No, that would be stupid. What Adelman and Chuong really mean is that districts continue to ignore the kind of performance measures that Adelman and Chuong believe they should not ignore. Administrators insist on using their own professional judgment instead of relying on state-issued, VAM-infested, numbly numbery, one-size-measures-all widget wizardy evaluation instruments. Of course districts make decisions about teachers based on job performance; just not the way Adelman and Chuong want them to.
Also, districts aren't rushing to use these great evaluation tools to install merit pay or to crush FILO. They are going to beat the same old StudentsFirst anti-tenure drum. I have addressed this business at great length here and here and here and here (or you can click on the tenure tag above), but let me do the short version-- you do not retain and recruit great teachers by making their continued pay and employment dependent on an evaluation system that is no more reliable than a blind dart player throwing backhand from a wave-tossed dinghy.
Recommendations
It's not a fancy-pants thinky tank paper until you tell people what you think they should do. So Adelman and Chuong have some ideas for policymakers.
Track data on various parts of new systems. Because the only thing better than bad data is really large collections of bad data. And nothing says Big Brother like a large centralized data bank.
Investigate with local districts the source of evaluation disparities. Find out if there are real functional differences, or the data just reflect philosophical differences. Then wipe those differences out. "Introducing smart timelines for action, multiple evaluation measures including student growth, requirements for data quality, and a policy to use confidence intervals in the case of student growth measures could all protect districts and educators that set ambitious goals."
Don't quit before the medicine has a chance to work. Adelman and Chuong are, for instance, cheesed that the USED postponed the use of evaluation data on teachers until 2018, because those evaluations were going to totally work, eventually, somehow.
Don't be afraid to do lots of reformy things at once. It'll be swell.
Their conclusion
Stay the course. Hang tough. Use data to make teacher decisions. Reform fatigue is setting in, but don't be wimps.
My conclusion
I have never doubted for a moment that the teacher evaluation system can be improved. But this nifty paper sidesteps two huge issues.
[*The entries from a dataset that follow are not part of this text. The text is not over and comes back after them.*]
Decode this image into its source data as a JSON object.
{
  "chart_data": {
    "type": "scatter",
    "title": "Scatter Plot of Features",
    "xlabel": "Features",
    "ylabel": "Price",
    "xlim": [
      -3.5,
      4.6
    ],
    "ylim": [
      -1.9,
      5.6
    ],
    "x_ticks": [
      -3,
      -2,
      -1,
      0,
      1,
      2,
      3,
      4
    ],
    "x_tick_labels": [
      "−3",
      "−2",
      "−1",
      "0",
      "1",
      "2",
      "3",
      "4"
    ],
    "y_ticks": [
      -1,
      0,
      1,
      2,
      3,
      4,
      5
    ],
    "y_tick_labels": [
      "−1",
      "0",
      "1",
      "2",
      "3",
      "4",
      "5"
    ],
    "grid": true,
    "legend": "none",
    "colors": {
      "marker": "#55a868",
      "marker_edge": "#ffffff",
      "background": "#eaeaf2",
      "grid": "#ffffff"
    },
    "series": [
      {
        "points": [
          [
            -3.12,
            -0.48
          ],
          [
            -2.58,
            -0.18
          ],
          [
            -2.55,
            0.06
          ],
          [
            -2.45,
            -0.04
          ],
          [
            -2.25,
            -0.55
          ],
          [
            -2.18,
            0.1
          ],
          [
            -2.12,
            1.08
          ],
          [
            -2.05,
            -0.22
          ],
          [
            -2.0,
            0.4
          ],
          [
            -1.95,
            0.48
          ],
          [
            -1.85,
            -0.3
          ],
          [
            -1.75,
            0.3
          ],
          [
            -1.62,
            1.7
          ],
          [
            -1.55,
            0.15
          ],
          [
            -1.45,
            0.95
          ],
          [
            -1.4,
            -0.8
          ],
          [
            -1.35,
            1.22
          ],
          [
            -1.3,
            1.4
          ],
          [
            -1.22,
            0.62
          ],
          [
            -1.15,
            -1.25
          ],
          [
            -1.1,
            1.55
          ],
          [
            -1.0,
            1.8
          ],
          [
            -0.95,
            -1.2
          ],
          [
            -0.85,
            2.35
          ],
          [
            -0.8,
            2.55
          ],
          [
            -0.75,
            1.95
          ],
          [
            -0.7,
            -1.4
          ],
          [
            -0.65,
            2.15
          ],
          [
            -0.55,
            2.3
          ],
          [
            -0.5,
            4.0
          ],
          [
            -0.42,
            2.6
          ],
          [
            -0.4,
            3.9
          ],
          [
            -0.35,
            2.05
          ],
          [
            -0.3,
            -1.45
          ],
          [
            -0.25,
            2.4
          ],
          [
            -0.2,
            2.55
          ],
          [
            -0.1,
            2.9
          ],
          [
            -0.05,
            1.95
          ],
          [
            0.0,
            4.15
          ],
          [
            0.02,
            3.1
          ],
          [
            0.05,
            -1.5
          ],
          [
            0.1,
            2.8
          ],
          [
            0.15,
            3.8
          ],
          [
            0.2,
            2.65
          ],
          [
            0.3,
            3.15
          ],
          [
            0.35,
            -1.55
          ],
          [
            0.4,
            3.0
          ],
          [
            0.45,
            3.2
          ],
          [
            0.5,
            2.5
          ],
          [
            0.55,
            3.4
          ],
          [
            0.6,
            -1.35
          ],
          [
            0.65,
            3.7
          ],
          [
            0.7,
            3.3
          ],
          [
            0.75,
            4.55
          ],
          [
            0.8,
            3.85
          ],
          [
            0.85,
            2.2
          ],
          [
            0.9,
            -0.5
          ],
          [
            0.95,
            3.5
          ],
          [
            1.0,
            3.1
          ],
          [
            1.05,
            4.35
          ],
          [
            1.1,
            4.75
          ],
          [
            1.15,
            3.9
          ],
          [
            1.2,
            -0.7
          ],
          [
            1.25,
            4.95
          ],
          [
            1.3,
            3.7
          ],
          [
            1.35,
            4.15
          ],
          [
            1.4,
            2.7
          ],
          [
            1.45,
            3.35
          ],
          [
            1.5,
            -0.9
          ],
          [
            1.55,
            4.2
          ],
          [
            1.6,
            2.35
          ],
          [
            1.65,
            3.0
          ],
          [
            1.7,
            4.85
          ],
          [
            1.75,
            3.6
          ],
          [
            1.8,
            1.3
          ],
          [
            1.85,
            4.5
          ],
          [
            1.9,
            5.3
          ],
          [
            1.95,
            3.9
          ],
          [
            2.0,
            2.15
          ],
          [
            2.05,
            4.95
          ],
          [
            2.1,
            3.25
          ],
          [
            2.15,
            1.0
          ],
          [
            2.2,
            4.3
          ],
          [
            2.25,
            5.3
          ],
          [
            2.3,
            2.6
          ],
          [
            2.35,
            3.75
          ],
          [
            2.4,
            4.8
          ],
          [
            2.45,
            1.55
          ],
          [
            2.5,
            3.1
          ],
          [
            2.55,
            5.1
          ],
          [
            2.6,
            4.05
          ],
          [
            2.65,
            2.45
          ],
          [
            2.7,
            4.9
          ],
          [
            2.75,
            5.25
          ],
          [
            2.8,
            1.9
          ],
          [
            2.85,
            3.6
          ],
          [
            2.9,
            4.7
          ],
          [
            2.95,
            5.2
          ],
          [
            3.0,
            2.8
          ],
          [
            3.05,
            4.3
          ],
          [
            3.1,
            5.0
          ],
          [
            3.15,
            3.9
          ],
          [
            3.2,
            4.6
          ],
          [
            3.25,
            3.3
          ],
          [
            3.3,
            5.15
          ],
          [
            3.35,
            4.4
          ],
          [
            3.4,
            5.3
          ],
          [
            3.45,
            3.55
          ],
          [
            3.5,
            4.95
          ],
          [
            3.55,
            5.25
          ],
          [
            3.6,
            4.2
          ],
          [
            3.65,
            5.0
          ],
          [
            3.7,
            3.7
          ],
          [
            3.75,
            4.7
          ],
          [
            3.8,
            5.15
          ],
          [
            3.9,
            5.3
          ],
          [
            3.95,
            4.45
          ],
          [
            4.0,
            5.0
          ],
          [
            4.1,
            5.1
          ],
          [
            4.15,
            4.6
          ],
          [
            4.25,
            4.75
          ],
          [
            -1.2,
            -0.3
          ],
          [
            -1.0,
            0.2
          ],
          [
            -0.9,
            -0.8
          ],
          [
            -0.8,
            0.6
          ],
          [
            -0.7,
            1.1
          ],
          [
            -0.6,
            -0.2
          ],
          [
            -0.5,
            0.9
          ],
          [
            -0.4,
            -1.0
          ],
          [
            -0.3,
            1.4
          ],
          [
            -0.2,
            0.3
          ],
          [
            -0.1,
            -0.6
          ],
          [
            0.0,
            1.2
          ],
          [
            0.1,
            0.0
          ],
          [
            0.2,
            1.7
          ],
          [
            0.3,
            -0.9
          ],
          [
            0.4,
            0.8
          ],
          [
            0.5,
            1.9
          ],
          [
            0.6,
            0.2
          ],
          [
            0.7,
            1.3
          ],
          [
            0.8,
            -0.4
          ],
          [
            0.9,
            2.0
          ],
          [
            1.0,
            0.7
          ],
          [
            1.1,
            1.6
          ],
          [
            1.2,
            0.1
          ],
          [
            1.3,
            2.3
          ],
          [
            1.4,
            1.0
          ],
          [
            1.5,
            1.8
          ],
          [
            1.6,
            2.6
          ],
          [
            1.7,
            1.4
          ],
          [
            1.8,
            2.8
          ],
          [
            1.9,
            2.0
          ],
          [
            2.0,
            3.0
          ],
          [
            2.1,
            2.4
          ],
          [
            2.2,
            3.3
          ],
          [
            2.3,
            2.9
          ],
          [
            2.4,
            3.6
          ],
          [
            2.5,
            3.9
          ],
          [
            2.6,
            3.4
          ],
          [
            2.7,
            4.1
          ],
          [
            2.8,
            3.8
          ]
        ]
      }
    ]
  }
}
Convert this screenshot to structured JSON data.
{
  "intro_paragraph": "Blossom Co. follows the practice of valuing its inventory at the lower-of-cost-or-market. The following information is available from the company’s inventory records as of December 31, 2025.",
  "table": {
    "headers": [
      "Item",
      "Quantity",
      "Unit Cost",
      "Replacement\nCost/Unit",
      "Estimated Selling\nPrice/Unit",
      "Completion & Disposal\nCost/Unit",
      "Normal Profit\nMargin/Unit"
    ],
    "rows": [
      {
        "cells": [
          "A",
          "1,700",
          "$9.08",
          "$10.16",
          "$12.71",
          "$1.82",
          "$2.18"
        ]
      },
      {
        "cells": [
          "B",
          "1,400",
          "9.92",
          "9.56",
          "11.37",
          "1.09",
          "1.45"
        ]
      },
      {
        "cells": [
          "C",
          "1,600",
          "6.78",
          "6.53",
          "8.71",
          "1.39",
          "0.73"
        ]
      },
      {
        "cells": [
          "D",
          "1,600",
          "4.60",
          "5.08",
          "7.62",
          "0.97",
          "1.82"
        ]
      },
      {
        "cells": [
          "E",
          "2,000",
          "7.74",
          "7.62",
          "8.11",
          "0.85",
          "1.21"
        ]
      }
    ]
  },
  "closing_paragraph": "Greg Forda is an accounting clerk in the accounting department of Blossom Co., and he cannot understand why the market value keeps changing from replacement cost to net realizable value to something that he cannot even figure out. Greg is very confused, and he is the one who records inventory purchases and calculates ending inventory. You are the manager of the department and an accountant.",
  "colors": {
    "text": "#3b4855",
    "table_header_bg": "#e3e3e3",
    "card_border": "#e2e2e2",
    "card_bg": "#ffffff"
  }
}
First, no evaluation system will ever be administrator-proof. Attempting to provide more oversight will actually reduce effectiveness, because more oversight = more paperwork, and more paperwork means that the task shifts from "do the job well" to "fill out the paperwork the right way" which is easy to fake.
Second, the evaluation system only works if the evaluation system actually measures what it purports to measure. The current "new" systems in place across the country do not do that. Linkage to student data is spectacularly weak. We start with tests that claim to measure the full breadth and quality of students' education; they do not. Then we attempt to create a link between those test results and teacher effectiveness, and that simply hasn't happened yet. VAM attempted to hide that problem behind a heavy fog bank, but the smoke is clearing and it is clear that VAM is hugely invalid.
So, having an argument about how to best make use of teacher evaluation data based on student achievement is like trying to decide which Chicago restaurant to eat supper at when you are still stranded in Tallahassee in a car with no wheels. This is not the cart before the horse. This is the cart before the horse has even been born.
Very astute. I concur with this reality check.